Students attend, participate in Pot Debate at DU
Issue date: 5/14/10 Section: News
The featured speakers Steve Hager, editor-in-chief for High Times Magazine, and Robert Stutman, veteran of the Drug Enforcement Administration, debated the issues concerning the legalization of marijuana.
The debate, sponsored in part by Drexel Public Safety and the Counseling Center, consisted of opening remarks from both sides, continued by rebuttal arguments, and ended with questions from the audience.
Hager, who opened the debate, listed five reasons to legalize the drug and defended the people who smoke it.
"We're actually good people," Hager said. "We're as American as baseball and rock 'n roll. Our connection to this plant is very strong."
Stutman described marijuana in blunter terms in his opening argument.
"I will present facts, and some of you might not like what I have to say," Stutman said. "Most Americans want it legal because it's their recreational drug of choice and they just don't want the cops around hassling them when they're getting stoned."
The arguments covered a variety of issues surrounding marijuana such as health.
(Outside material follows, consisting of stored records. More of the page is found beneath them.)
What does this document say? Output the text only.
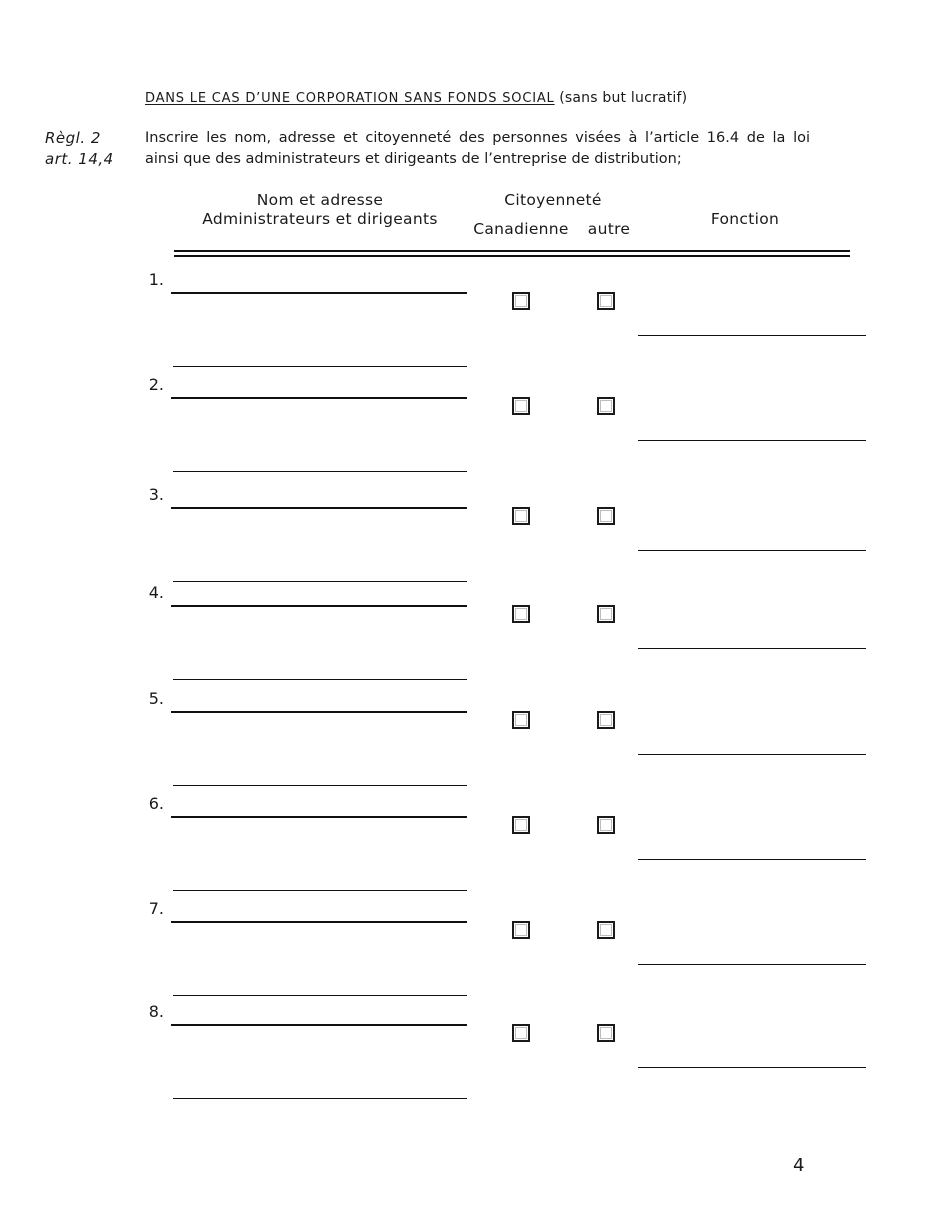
DANS LE CAS D’UNE CORPORATION SANS FONDS SOCIAL (sans but lucratif)
Règl. 2
art. 14,4
Inscrire les nom, adresse et citoyenneté des personnes visées à l’article 16.4 de la loi
ainsi que des administrateurs et dirigeants de l’entreprise de distribution;
Nom et adresse
Administrateurs et dirigeants
Citoyenneté
Canadienne	autre
Fonction
1.
2.
3.
4.
5.
6.
7.
8.
4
Hager argued the medicinal qualities that it holds and Stutman argued the possible health concerns it might cause.
"There are 435 chemicals in cannabis," said Stutman "Of those, only two are good medicine and the rest are all extraneous and possibly hazardous."
The men got specific in discussing the way in which the drug is consumed.
After Stutman brought up the health risks of inhaling smoke, Hager made sure to clarify that he does not endorse smoking it but recommends users "vaporize it, drink it in tea, or put it in brownies," thus incurring a few claps from the audience.
The core of Stutman's argument rested on several beliefs.
"If we legalize it, we will have far more users," Stutman said to the student audience. "Marijuana causes dependence. Not everybody, not even most, but you all know that one person who just can't get by without it."
One thing that both debaters agreed on was the way law enforcement officials handle marijuana possession.
"Look at our prisons. There are too many people in jail over it," said Hager. "Locking up all these people is not a solution to anything."
Hager went on in his disapproval of the law to defend his opponent by asking the students in the audience not to blame law enforcement officials for doing their jobs.
Stutman agreed calling jail time for possession "a stupid public policy."
"Don't let anybody make you feel guilty about getting together with your friends and celebrating," Hager said in his closing argument. "There is an epidemic of depression in this country and one of the best cures is happiness. So don't feel guilty about getting together and raising your spirits."
Stutman closed by citing a previous statement made by his opponent and asking the audience to really think about their choices.
"Don't be fooled guys. You are smarter than that," Stutman said. "You know that the choices you make could affect you farther down the road."
By the end of the debate, Carolyn Gamble, a freshman biomedical engineering major, was still not completely swayed by either side of the argument. Gamble said she remains on the fence about legalization but supports drug policy reform.